O manifesto da Anistia Internacional acrescenta: "Até que ela (a pena capital) seja abolida, pedimos uma moratória nas execuções, uma revisão das sentenças para os presos no corredor da morte com distúrbios mentais ou deficiências intelectuais e a reforma do sistema de justiça criminal do Japão".
"Hakamada não poderá recuperar a enorme quantidade de tempo que perdeu devido à sua prisão e sentença de morte, e continuará a lutar contra a síndrome de detenção causada por anos de privação de sua liberdade em centros de detenção", lamentou a AI na declaração.

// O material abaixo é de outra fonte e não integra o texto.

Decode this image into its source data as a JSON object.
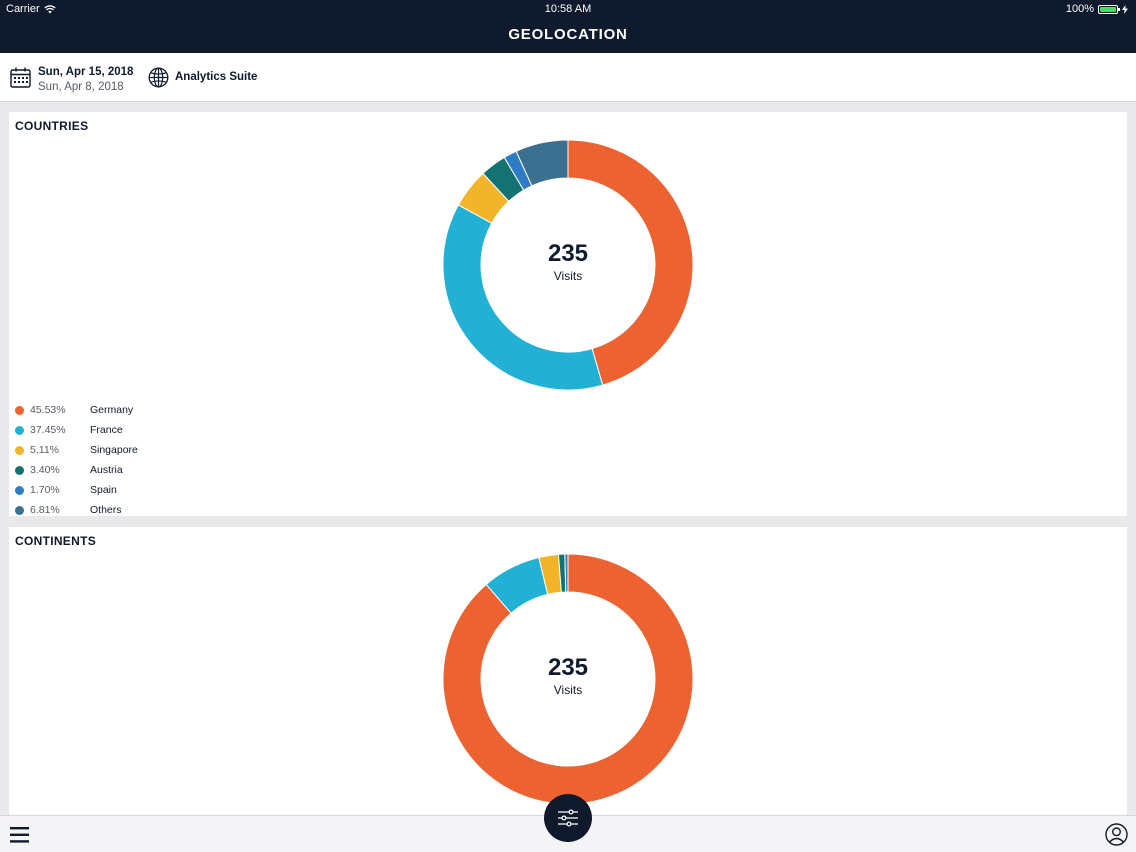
{
  "status_bar": {
    "carrier": "Carrier",
    "time": "10:58 AM",
    "battery": "100%",
    "battery_level": 1.0
  },
  "nav": {
    "title": "GEOLOCATION"
  },
  "filters": {
    "date_primary": "Sun, Apr 15, 2018",
    "date_secondary": "Sun, Apr 8, 2018",
    "report_suite": "Analytics Suite"
  },
  "icons": {
    "calendar": "calendar-icon",
    "globe": "globe-icon",
    "menu": "hamburger-menu-icon",
    "filter": "sliders-icon",
    "user": "user-profile-icon",
    "wifi": "wifi-icon",
    "battery": "battery-icon"
  },
  "countries": {
    "title": "COUNTRIES",
    "total": "235",
    "total_label": "Visits",
    "legend": [
      {
        "pct_label": "45.53%",
        "name": "Germany",
        "color": "#ec6230"
      },
      {
        "pct_label": "37.45%",
        "name": "France",
        "color": "#22b0d4"
      },
      {
        "pct_label": "5.11%",
        "name": "Singapore",
        "color": "#f2b52a"
      },
      {
        "pct_label": "3.40%",
        "name": "Austria",
        "color": "#157272"
      },
      {
        "pct_label": "1.70%",
        "name": "Spain",
        "color": "#2f7cc4"
      },
      {
        "pct_label": "6.81%",
        "name": "Others",
        "color": "#3b6f8f"
      }
    ]
  },
  "continents": {
    "title": "CONTINENTS",
    "total": "235",
    "total_label": "Visits"
  },
  "chart_data": [
    {
      "type": "pie",
      "categories": [
        "Germany",
        "France",
        "Singapore",
        "Austria",
        "Spain",
        "Others"
      ],
      "values": [
        45.53,
        37.45,
        5.11,
        3.4,
        1.7,
        6.81
      ],
      "colors": [
        "#ec6230",
        "#22b0d4",
        "#f2b52a",
        "#157272",
        "#2f7cc4",
        "#3b6f8f"
      ],
      "title": "COUNTRIES"
    },
    {
      "type": "pie",
      "values": [
        87.5,
        7.5,
        2.5,
        0.8,
        0.4
      ],
      "colors": [
        "#ec6230",
        "#22b0d4",
        "#f2b52a",
        "#157272",
        "#2f7cc4"
      ],
      "title": "CONTINENTS"
    }
  ]
}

Amplo apoio popular à pena capital
A última pesquisa oficial realizada pelo governo japonês em 2019 sobre o apoio popular à pena de morte no Japão mostra que apenas 9% da população japonesa acredita que a pena capital "deveria ser abolida", enquanto 80,8% acreditam que tais sentenças são inevitáveis.
A última execução realizada no Japão ocorreu em 26 de julho de 2022, quando foi enforcado Tomohiro Kato, de 39 anos, responsável por um tiroteio em 2008 no distrito de Akihabara, em Tóquio, no qual sete pessoas foram mortas e 10 ficaram feridas.
A Assembleia Geral da ONU adotou um protocolo opcional visando à abolição da pena de morte em dezembro de 1989, que o Japão não assinou.